The area of Mathematics called Logic has two dominating themes: Proving and Computing.
A mathematician often works with axioms, from which he proves theorems. This process
is analyzed (in an abstract way) in Logic. One starts by introducing a formal language, in which
mathematical statements can be written down: with variables, logical symbols for "and", "or", "not",
quantifiers "there is" and "for all", and special symbols for specific elements, operations or
relations that may differ from situation to situation.
The "statements" of this formal language can be interpreted in "real" mathematical structures, and
are then "true" or "false"; for example, the statement "2 is a square" is true in R, but false in Q.
A "formal proof" is a structured collection of formal statements, in such a way that it is
immediately clear what the conclusion is, what the premisses are and how each intermediate statement
follows from previously reached conclusions.
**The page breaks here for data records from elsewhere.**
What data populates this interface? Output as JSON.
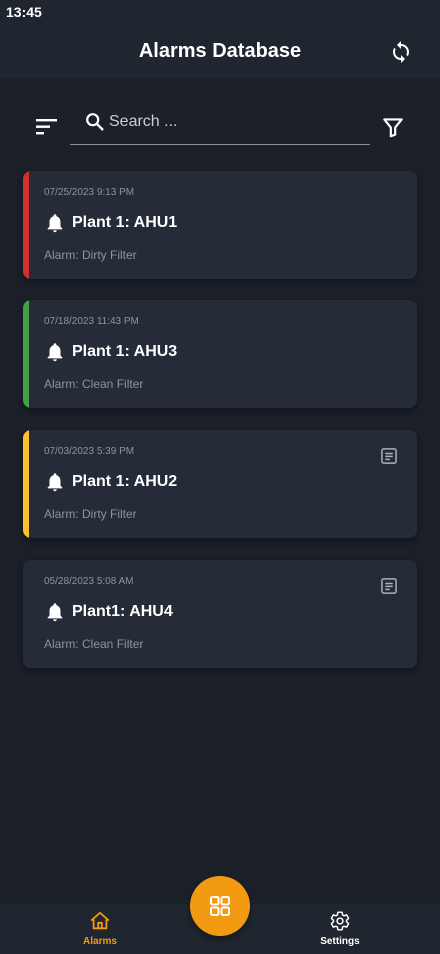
{
  "status_bar": {
    "time": "13:45"
  },
  "header": {
    "title": "Alarms Database",
    "refresh_icon": "refresh-icon"
  },
  "search": {
    "placeholder": "Search ...",
    "value": "",
    "sort_icon": "sort-icon",
    "filter_icon": "filter-icon"
  },
  "alarms": [
    {
      "date": "07/25/2023 9:13 PM",
      "title": "Plant 1: AHU1",
      "description": "Alarm: Dirty Filter",
      "status_color": "#d32f2f",
      "has_note": false
    },
    {
      "date": "07/18/2023 11:43 PM",
      "title": "Plant 1: AHU3",
      "description": "Alarm: Clean Filter",
      "status_color": "#43a047",
      "has_note": false
    },
    {
      "date": "07/03/2023 5:39 PM",
      "title": "Plant 1: AHU2",
      "description": "Alarm: Dirty Filter",
      "status_color": "#fbc02d",
      "has_note": true
    },
    {
      "date": "05/28/2023 5:08 AM",
      "title": "Plant1: AHU4",
      "description": "Alarm: Clean Filter",
      "status_color": "#252c37",
      "has_note": true
    }
  ],
  "bottom_nav": {
    "items": [
      {
        "label": "Alarms",
        "icon": "home-icon",
        "active": true
      },
      {
        "label": "Settings",
        "icon": "gear-icon",
        "active": false
      }
    ],
    "fab_icon": "grid-icon"
  },
  "colors": {
    "accent": "#f29a12",
    "background": "#1b2029",
    "card": "#252c37"
  }
}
The most important theorem (Gödel's "Completeness Theorem"; not to be confused with his
"Incompleteness Theorems") says, that a formal statement occurs as the conclusion of a proof, precisely
when this statement is true in every possible interpretation.
This point of view enables us sometimes to prove, that for certain mathematical statements no proof can exist.
For instance the so-called "Continuum hypothesis" by Cantor, which says that every subset
of R is either countable, or in 1-1 correspondence with R itself. It has been proved that this
statement cannot be proved from the usual set of axioms for mathematics (see the paragraph on
Set Theory below. That doesn't make it false, because its negation cannot be proved
either!
During the Bachelor course "Foundations of Mathematics" you have been made familiar with the concepts of formal language, interpretation and formal proof.
The second theme, computing, is about the question: for which sort of decision problems in
mathematics can one devise an algorithm by which a computer can always give the right answer? To give
an example: suppose a convergent sequence of rational numbers is given to us, together with information
about how fast the sequence converges. We want to determine whether the limit of this sequence is a
real number less than zero or greater than or equal to zero. The computer is allowed to successively
read a next element of the sequence, and compute with all elements obtained so far (as well as with the
rate of convergence). There is no program which always, in finite time, gives the right answer!
Starting from a formal definition of "algorithm", we get to the notion of "computable function": a
computable function from N to N (or from Z to Z) is a function for which there exists such an
algorithm.
An important theorem is about the image of such a computable function. We call a set of
k-tuples of elements of Z algebraic if it is the set of zeroes of a polynomial in k variables
with coefficients from Z. Matyasevic' theorem says: a subset of Z is the image of a computable
function, precisely if it is the projection of an algebraic set of k-tuples (for certain k). This
theorem allows one to show that there can be no algorithm for deciding whether a given polynomial with
integer coefficients, has integer zeroes.